3 of my mommy friends i am very close with; and i get alot of support from them - they know my situation very well. these baby showers i know i can cope with as i feel their support during the whole evening.

however i have found that going to showers without these 3 friends is extremely hard - these are usually the showers where i only really know the mother and maybe 1 or 2 others. but i just never feel emotionally safe in these situations so i have decided to stop going.
i still send along a card and small present to show i am thinking of them and that i am very happy for them but i just cant keep putting myself through this constant 'i have to be strong for others and get on with things' because no matter how much you try to do that it doesnt help - it drains your emotional strength and then when you really need to be strong for yourself theres nothing left and thats when you crash, fall into despair and run the risk of sufferring with real depression.

it may sound selfish but you really do need to look after your own wellbeing so much during IF. no one else can because no one else knows what your going through, no one else can carry your burden or your heartache.
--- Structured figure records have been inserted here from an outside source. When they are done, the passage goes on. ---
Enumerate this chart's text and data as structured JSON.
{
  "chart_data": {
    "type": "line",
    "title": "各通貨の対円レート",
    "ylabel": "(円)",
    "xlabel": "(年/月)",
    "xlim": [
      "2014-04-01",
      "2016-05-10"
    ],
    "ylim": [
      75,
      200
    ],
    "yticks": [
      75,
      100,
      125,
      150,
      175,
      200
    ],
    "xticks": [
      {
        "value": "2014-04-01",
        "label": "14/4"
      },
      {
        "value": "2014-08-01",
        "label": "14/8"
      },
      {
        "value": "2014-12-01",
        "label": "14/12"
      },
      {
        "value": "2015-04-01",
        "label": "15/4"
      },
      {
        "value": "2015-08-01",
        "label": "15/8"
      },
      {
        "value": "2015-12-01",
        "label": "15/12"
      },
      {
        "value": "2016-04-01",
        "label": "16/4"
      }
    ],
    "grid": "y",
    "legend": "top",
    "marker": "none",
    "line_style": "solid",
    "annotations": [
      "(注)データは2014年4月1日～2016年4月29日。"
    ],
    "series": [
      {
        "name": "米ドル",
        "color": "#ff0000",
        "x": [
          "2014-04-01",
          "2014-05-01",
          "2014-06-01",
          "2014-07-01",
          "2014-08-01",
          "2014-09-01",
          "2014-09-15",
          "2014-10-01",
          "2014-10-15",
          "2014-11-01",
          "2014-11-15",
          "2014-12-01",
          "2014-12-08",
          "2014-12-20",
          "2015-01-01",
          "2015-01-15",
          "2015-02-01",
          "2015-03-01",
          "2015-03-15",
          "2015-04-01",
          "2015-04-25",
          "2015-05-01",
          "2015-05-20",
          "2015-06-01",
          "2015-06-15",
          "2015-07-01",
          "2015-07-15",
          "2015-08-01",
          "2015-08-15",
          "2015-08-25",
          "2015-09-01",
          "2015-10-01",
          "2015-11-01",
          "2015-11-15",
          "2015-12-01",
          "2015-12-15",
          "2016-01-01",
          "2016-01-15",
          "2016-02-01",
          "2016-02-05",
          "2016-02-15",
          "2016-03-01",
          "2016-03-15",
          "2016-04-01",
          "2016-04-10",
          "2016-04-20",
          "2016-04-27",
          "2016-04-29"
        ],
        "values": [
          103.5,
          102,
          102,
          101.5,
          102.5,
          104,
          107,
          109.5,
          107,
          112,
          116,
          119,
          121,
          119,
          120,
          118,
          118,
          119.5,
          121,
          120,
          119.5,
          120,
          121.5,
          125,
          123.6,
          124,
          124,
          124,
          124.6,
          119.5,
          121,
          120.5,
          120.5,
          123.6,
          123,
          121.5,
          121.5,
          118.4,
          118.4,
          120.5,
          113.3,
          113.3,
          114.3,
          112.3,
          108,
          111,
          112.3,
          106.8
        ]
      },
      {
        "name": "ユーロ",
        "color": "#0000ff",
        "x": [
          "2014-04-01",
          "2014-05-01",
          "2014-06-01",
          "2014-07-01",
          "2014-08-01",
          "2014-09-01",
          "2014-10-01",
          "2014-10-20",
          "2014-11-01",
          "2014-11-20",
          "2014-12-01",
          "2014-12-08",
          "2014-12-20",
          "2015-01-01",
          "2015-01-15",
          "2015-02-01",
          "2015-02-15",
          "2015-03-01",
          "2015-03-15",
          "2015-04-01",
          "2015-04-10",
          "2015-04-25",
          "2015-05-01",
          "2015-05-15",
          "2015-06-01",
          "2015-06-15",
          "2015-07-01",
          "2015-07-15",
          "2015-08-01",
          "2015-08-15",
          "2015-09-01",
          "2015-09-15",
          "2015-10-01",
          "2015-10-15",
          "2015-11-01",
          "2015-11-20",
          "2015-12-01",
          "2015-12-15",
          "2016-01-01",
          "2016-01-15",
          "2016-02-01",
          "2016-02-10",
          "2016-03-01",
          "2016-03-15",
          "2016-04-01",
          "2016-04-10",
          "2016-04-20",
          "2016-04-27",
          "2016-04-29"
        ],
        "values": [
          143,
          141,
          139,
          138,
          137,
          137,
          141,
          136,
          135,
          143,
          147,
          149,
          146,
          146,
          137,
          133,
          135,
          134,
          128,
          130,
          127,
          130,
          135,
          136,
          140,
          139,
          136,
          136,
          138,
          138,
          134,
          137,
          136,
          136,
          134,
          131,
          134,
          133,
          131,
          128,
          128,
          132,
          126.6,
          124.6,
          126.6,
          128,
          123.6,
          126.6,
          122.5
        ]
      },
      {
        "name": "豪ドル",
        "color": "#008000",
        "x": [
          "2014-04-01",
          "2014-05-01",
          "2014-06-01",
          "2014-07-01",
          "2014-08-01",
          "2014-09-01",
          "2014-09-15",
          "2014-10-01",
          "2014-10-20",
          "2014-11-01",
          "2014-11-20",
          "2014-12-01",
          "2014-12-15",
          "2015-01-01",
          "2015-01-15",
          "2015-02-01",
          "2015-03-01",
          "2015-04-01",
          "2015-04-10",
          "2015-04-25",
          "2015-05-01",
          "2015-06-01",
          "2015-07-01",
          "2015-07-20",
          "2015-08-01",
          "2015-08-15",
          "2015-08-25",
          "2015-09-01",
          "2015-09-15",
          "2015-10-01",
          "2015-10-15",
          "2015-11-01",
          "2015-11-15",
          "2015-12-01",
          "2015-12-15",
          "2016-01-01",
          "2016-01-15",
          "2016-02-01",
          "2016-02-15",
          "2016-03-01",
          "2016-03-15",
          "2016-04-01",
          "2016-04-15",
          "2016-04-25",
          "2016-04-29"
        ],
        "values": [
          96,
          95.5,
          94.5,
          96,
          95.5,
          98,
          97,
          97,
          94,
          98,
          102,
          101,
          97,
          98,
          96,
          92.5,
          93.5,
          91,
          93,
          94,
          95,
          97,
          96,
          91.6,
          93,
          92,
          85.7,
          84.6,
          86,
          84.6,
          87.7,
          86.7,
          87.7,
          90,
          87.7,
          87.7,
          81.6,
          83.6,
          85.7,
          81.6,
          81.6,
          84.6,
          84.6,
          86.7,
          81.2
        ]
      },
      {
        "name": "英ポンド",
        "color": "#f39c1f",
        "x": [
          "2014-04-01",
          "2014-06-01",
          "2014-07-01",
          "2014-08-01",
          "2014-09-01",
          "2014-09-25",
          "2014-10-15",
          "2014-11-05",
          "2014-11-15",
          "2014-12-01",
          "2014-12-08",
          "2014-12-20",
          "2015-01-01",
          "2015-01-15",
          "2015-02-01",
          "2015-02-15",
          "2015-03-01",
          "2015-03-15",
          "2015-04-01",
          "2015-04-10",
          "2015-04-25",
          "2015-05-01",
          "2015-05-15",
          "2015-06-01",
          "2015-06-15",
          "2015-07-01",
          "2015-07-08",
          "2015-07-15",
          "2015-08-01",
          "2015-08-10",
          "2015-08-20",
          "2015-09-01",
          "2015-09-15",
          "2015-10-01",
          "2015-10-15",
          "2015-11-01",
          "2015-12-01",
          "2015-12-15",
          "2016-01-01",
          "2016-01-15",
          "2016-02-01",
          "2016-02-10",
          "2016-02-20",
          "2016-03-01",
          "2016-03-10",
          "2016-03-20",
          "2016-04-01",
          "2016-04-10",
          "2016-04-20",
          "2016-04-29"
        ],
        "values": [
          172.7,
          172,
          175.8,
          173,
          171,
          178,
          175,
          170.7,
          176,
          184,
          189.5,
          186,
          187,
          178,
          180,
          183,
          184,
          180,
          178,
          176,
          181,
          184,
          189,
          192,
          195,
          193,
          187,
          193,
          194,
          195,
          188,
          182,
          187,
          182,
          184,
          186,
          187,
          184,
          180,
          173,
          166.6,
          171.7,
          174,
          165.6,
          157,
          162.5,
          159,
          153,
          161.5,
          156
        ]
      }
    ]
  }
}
so in summary - ignore your mother and do whats right for you; if you feel you can go and can enjoy it - great... if you feel you cant then dont - dont even waste time worrying about it. 

love'n'hugs


----------



## DollyBlueBags (Aug 5, 2014)

Hi,

I was in the same situation and I pretended to be ill so I didn't have to go. I know that you shouldn't have to do that but no one questioned me over it whereas if I'd of said I didn't want to go I would of got a lot of stick for it
I'm soo glad I didn't go because even the photos of the day on ******** made me cry. X


----------



## smallbutmighty (Aug 5, 2013)

I'm with everyone else.  Don't go.

a) Because baby showers are BORING. You don't have kids (obvs), ergo you can go to the pub. Or a rock concert. Or heliskiing. Or for a facial. Or shopping. Etc. Anything other than sitting round doing nothing for a couple of hours except talk crap whilst ooooing. I only ever went to one before we even started trying and we had to do a babyfood tasting. Was never gonna happen twice. Why would you ever sign up to do that when there is good wine in the world to be tasted? Honestly, showers are like really, really rubbish hen dos. 

b) (going to make myself controversial here) They're also self-indulgent cynical, commercial affairs designed to extract gifts from people in my honest opinion. Celebrating the birth of a child, sure, that's an amazing thing (don't we all know), that should be celebrated with a christening or whatever. It is a real rite of passage. But celebrating having got laid 8 months earlier? I mean, seriously? "Hi ladies, 8 months ago I laid on my back and let someone hump me and now I'm pregnant and I wondered if you all wanted to bring me presents to celebrate my achievement. Thanks xxxxxx". Errr, no.

Oh yes, and c) because you're in the middle of a load of stuff of your own and need this like a hole in the head. Your mum can man up and go on her own.


----------



## Ames xxx (Nov 24, 2014)

love that last post smallbutmighty. You are my type of lady ( thought wise lol) xxx


----------



## DollyBlueBags (Aug 5, 2014)

LOL @ smallandmighty!!!


----------